As the pro-faith schools lobby rounds on campaigner Alice Roberts, Alastair Lichten says her situation is proof of the need for a secular education system.

That faith schools improve choice is one of the biggest myths regularly trotted out by the pro-faith schools lobby.

This week it emerged that like many people opposed to faith schools, the BBC presenter and academic Professor Alice Roberts has little choice but to send her children to a C of E faith school. Professor Roberts is about to become president of Humanists UK and is an outspoken critic of faith schools.

This has been juicy story for the supporters of faith schools. After all, there's nothing like a bit of hypocrisy. The inconvenient lack of any actual hypocrisy on Professor Roberts' part and the fact her situation supports the argument against faith schools aren't getting in their way.

Sneering commentators who will never find themselves in such a position have expressed their hopes that Professor Roberts' school will punish her children for her mother's insolence by "showing her the door". The power of religious privilege to blind empathy is stunning, and the wrath of those whose privilege is challenged something to behold.

Whenever we share a story or example of casework where someone is being marginalised, ostracised or discriminated against in, or turned away from, their local faith school, we see the same knee-jerk responses: "what did you expect, it's a faith school", "why did you 'choose' a faith school then" etc. etc.

If I had a child starting school this year, I would have the 'choice' of a single community primary school. The two nearest villages have only faith schools and the non-faith primary is in a different town. Like many families we genuinely have no idea what we'd do if we couldn't get access to our local school. If my religious neighbours had no choice but an atheist school I'd like to think my reaction would be empathetic.

Of course, we don't have atheist schools in this country.
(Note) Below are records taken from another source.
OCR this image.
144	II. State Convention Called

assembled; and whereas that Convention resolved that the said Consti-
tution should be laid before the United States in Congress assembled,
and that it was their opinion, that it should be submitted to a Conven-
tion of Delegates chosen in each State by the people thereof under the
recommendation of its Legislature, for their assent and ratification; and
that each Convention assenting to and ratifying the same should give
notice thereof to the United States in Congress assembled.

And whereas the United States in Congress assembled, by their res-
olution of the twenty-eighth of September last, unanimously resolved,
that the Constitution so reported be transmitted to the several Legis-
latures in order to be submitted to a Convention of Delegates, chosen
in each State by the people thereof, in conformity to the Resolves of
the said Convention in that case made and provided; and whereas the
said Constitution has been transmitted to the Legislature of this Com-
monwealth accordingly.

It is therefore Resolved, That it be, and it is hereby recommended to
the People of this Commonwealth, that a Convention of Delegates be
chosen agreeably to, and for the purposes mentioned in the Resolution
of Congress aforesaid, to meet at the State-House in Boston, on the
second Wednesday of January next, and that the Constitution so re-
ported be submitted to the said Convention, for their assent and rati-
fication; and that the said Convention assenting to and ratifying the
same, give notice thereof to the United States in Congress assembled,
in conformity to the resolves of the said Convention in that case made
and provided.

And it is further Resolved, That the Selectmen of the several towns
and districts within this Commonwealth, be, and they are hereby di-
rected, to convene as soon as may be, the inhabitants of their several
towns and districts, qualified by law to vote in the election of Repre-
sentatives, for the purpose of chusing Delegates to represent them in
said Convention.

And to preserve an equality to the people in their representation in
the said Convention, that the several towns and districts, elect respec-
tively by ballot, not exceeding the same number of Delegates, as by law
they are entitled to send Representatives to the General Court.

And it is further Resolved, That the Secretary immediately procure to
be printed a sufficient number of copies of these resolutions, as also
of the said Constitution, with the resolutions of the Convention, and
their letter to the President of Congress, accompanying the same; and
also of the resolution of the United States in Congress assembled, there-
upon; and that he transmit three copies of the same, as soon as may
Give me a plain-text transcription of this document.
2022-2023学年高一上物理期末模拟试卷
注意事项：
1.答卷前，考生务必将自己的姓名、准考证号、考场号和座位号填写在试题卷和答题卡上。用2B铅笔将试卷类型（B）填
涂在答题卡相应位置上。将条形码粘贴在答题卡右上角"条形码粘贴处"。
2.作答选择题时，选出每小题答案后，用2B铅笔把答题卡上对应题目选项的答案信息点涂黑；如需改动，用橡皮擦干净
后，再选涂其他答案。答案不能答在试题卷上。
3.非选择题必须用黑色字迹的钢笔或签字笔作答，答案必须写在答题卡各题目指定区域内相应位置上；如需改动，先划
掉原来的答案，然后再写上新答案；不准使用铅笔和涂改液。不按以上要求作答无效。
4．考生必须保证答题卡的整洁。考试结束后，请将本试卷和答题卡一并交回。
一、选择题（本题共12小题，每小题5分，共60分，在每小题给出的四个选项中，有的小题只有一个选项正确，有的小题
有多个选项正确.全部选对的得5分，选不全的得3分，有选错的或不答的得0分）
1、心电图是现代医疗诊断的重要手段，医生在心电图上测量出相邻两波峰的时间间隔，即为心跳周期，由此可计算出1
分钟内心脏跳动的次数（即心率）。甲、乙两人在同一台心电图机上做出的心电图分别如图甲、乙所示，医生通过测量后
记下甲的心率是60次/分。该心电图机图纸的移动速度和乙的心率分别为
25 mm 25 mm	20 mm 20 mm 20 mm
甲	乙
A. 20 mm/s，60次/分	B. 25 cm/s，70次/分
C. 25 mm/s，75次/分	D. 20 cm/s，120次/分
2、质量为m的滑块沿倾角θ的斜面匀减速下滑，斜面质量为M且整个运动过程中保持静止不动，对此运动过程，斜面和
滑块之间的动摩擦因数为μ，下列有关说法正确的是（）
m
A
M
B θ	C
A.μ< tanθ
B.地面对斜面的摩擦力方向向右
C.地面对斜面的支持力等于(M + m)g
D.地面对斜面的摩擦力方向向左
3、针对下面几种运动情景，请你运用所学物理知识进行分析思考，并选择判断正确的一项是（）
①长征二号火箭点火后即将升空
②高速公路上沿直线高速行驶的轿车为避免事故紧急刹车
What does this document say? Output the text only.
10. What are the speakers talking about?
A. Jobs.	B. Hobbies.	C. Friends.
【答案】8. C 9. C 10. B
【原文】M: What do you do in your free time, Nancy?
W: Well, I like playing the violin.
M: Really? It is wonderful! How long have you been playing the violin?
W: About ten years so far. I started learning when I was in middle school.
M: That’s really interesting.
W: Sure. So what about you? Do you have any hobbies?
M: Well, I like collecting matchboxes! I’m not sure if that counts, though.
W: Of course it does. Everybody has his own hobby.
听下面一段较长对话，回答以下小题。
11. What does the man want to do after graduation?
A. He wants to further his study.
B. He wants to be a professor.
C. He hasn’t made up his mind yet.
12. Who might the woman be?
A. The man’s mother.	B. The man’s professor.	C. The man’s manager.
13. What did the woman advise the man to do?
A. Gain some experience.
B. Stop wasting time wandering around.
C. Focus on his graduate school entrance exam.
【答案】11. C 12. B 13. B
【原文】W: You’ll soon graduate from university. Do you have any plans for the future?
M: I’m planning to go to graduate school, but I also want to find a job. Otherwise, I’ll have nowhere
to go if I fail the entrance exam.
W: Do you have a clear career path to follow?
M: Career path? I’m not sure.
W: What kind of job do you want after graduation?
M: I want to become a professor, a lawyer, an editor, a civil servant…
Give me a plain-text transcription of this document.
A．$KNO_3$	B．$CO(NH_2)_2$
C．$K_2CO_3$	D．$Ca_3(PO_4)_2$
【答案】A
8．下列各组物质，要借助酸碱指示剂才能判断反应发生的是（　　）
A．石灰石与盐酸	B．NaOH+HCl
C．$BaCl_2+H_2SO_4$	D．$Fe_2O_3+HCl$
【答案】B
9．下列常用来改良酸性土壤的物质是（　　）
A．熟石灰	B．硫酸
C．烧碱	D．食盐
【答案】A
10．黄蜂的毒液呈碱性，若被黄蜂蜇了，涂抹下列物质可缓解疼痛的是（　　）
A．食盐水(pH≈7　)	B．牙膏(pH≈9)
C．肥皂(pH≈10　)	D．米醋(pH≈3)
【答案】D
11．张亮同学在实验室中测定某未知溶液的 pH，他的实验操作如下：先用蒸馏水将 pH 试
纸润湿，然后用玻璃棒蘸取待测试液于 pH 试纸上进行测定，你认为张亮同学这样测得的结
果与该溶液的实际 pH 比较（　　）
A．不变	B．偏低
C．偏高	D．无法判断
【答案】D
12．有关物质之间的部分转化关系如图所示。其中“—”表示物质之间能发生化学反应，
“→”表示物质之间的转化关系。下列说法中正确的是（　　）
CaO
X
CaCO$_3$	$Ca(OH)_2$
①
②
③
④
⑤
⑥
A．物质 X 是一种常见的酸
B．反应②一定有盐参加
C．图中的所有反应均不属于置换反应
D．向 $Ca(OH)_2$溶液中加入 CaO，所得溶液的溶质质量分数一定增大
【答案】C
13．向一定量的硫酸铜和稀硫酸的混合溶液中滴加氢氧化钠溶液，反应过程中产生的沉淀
We don't have schools that discriminate against pupils or teachers for being religious, or that conflate irreligiosity with goodness, or that teach confessional anti-religious education. If we did secularists, whatever their religious views, would lead the charge against them.

The No More Faith Schools campaign is a platform for everyone who wants to see an inclusive education system, free from religious control. We know from the casework we deal with almost every day, and the comments on our national petition, the great difficulty many families – whatever their religious beliefs – face in finding a religiously neutral state school.